There, Bloch shared the crawl space with a 44-year-old German-Jewish refugee, Bruno Löwenberg, and Löwenberg’s 22-year-old girlfriend, Karola Wolf, whom they called Ola. During their time in hiding, Bloch fell in love with Ola and wrote many verses just for her.
“He had a lot of courage, but he also had a reckless streak,” Groeneveld said.’

(…)

‘Though Bloch survived, his mother and his sisters and most of the rest of his family in Germany died in the war. After the liberation of the Netherlands, he met Ruth Kan, who had survived a number of concentration camps, including Auschwitz.
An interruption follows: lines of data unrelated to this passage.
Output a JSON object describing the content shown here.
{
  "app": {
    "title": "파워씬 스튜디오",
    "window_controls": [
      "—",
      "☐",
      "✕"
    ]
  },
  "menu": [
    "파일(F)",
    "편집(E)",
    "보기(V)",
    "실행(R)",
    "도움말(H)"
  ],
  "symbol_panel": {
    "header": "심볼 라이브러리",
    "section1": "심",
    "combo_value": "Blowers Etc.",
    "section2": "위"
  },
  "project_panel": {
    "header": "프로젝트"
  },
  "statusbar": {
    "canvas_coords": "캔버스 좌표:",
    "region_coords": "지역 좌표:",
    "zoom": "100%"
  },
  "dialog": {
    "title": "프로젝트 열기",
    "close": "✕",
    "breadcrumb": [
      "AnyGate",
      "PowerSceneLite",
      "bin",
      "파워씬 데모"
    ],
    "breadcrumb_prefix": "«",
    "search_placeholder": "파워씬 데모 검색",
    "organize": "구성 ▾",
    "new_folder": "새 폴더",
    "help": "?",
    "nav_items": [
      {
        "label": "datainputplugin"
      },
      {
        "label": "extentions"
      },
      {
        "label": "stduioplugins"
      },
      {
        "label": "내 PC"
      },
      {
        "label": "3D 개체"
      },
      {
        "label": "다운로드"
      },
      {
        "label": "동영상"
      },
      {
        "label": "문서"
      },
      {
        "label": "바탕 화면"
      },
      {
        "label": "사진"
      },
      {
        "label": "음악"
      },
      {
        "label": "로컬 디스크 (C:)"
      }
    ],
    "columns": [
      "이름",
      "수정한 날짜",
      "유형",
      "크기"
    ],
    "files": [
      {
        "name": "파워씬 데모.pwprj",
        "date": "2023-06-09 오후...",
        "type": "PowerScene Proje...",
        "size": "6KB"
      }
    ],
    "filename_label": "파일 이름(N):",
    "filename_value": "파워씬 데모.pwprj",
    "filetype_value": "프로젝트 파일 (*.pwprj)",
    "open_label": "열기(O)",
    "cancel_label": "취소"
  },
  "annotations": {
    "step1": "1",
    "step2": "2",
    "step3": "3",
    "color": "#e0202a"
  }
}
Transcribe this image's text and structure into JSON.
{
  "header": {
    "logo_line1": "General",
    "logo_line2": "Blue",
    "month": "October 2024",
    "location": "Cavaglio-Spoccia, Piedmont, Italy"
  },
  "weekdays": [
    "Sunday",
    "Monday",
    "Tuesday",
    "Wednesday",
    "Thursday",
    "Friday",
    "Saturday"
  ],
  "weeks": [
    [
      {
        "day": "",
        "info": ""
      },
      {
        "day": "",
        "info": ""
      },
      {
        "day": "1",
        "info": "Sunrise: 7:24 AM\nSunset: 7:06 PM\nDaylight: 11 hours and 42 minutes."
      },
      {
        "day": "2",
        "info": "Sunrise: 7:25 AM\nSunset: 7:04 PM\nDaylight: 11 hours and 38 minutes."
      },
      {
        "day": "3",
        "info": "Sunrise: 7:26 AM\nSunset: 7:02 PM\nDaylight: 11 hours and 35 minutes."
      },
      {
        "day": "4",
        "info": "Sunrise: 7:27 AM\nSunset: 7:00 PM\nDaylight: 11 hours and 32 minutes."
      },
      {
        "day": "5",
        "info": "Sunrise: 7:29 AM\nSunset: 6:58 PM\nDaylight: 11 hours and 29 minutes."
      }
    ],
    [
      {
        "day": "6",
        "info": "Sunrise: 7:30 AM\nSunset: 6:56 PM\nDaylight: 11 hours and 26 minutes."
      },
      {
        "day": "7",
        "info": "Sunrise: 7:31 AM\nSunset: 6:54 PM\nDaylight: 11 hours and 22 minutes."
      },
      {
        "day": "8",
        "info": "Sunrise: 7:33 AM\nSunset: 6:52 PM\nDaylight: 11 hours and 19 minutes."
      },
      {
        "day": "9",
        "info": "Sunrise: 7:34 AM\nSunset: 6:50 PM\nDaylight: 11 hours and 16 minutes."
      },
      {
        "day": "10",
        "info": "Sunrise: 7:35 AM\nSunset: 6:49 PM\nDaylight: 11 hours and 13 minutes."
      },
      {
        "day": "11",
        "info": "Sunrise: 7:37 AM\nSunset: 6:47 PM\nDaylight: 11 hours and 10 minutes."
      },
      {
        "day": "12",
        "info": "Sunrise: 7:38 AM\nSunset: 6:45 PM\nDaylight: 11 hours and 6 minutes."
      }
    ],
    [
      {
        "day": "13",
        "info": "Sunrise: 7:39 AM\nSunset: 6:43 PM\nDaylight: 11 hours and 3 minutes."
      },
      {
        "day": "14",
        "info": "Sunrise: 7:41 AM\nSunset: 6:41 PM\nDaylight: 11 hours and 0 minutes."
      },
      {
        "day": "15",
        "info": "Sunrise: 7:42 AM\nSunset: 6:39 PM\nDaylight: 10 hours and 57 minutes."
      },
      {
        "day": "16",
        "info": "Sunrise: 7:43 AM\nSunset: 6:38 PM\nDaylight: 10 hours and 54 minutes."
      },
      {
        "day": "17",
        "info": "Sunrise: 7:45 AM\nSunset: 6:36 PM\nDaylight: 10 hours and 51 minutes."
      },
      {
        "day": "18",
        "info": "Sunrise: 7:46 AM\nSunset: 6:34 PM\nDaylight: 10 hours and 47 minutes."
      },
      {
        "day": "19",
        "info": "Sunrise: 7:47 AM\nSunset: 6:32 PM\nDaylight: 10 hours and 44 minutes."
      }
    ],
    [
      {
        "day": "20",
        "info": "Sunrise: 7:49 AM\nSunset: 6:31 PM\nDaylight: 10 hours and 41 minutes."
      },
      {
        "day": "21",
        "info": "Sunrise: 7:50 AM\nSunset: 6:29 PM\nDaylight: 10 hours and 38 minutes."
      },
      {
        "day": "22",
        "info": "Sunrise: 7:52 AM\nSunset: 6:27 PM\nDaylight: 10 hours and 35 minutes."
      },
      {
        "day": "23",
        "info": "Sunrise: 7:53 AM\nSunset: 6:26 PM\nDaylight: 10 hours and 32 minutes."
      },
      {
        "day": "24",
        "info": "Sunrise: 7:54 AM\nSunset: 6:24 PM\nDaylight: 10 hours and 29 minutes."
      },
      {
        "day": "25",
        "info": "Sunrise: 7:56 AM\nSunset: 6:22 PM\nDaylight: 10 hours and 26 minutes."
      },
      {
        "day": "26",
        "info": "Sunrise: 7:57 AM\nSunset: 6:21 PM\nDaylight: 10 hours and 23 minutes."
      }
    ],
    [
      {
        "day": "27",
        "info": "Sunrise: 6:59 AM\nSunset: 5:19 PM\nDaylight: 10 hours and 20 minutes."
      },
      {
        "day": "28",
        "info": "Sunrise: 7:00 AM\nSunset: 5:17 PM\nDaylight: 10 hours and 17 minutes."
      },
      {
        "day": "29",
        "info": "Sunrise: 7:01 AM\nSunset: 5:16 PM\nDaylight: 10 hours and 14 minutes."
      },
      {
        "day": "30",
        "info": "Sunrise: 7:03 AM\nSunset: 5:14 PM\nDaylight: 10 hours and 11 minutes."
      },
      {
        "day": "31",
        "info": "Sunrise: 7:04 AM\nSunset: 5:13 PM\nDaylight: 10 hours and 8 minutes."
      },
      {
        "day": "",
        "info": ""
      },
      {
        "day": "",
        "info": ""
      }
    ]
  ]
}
They married in 1946, had a son, Stephen, and moved to New York in 1948, where they later opened a business that sold European antiques and had Simone in 1959.
Beyond the new book and museum exhibition, Simone is developing a website that will feature her father’s art and poetry in three languages: German, Dutch and English.
That process has had a profound impact on her, she said.’

Read the article here.

How to become your own editor, publisher, reader and author, while being under water.

I still have to read Mr. Groeneveld’s book, but it seems that Bloch found a medicine against ennui and bitterness.

How to go under water, how to slip away from the public’s view without losing the sensation of being alive. Maybe I put too much in it.

The comfort of satire should never be underestimated.